Family 411: The healing process of those in bereavement
It's a distinct group no one wants to join. Young adults whose significant others have died.
As Tara Morgan tells us, the loss takes the bereaved in uncharted territory as they begin to heal in this Family 411 report.
Jennifer Doucher thought she had a lifetime to make more memories with her husband Brian.
"We had a lot of just ideas of what we wanted."
Jennifer says they wanted careers first, before starting a family.
"I was getting my Masters, he was finishing up at law school."
Life as she knew it stopped Easter Day 2012.
When she got a call from the hospital.
"I mean he basically told me that he had taken pills."
A widow at 32.
A new chapter didn't begin for Jennifer, rather a whole new book.
"It went from being in a relationship for basically all of my 20's to being this single person in my 30's."
Sharla Wells-Di Gregorio guides the bereaved through the darkness.
"Depression a lot of role changes for the young adult. It's a lot of social changes."
Advanced preparation eases burdens when a couple is able to make end of life decisions together.
Sometimes, death comes when you least expect it.
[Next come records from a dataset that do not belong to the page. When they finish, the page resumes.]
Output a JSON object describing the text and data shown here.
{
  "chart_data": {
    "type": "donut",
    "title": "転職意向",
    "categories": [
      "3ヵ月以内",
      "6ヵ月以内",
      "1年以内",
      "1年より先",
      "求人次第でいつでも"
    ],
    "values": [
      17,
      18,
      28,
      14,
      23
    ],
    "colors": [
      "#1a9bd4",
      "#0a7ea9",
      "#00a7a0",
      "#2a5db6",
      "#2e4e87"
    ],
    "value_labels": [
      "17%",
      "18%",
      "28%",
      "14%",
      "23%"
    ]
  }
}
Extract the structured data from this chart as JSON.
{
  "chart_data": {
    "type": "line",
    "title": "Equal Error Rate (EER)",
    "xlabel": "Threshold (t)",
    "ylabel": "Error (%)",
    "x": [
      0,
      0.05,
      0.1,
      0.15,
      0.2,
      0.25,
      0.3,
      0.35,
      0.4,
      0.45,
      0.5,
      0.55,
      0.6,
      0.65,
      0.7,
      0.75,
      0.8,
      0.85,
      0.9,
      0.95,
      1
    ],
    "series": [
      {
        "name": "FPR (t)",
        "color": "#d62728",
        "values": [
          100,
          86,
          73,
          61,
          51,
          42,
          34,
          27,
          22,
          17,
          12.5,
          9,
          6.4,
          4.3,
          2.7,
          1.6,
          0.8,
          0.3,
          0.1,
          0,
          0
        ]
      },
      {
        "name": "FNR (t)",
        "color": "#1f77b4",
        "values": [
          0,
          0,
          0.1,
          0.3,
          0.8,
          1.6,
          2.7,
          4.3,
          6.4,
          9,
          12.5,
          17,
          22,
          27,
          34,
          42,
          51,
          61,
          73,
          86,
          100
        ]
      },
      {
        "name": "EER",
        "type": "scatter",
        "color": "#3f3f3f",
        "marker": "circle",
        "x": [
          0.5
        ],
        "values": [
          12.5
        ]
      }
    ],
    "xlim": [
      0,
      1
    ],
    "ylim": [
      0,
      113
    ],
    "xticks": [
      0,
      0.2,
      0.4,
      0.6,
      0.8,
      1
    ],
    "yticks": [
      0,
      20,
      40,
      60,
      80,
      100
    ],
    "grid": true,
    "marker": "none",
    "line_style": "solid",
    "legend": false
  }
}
"Everything that I had known of my life and moving forward had just been completely severed."
Everything becomes a new reality.
Juggling work, parenthood, finances.
"I've got to figure out how to get this mortgage in my name."
Wells-Di Gregorio suggests having a plan for how people you trust can step in.
"What kind of documents they might need. Do they know the passwords?"
There's no timetable for grief.
"It's not one day at a time, it's one breath at a time."
She carries her husband's memory, down her path toward healing.
"I loved Brian. My grief is unique to my journey."
Jennifer now shares her experience with young widows to help them with their journey.
Wells-Di Gregorio says counseling is key for the adult but equally important for any child in the home who may experience regression or begin to act out.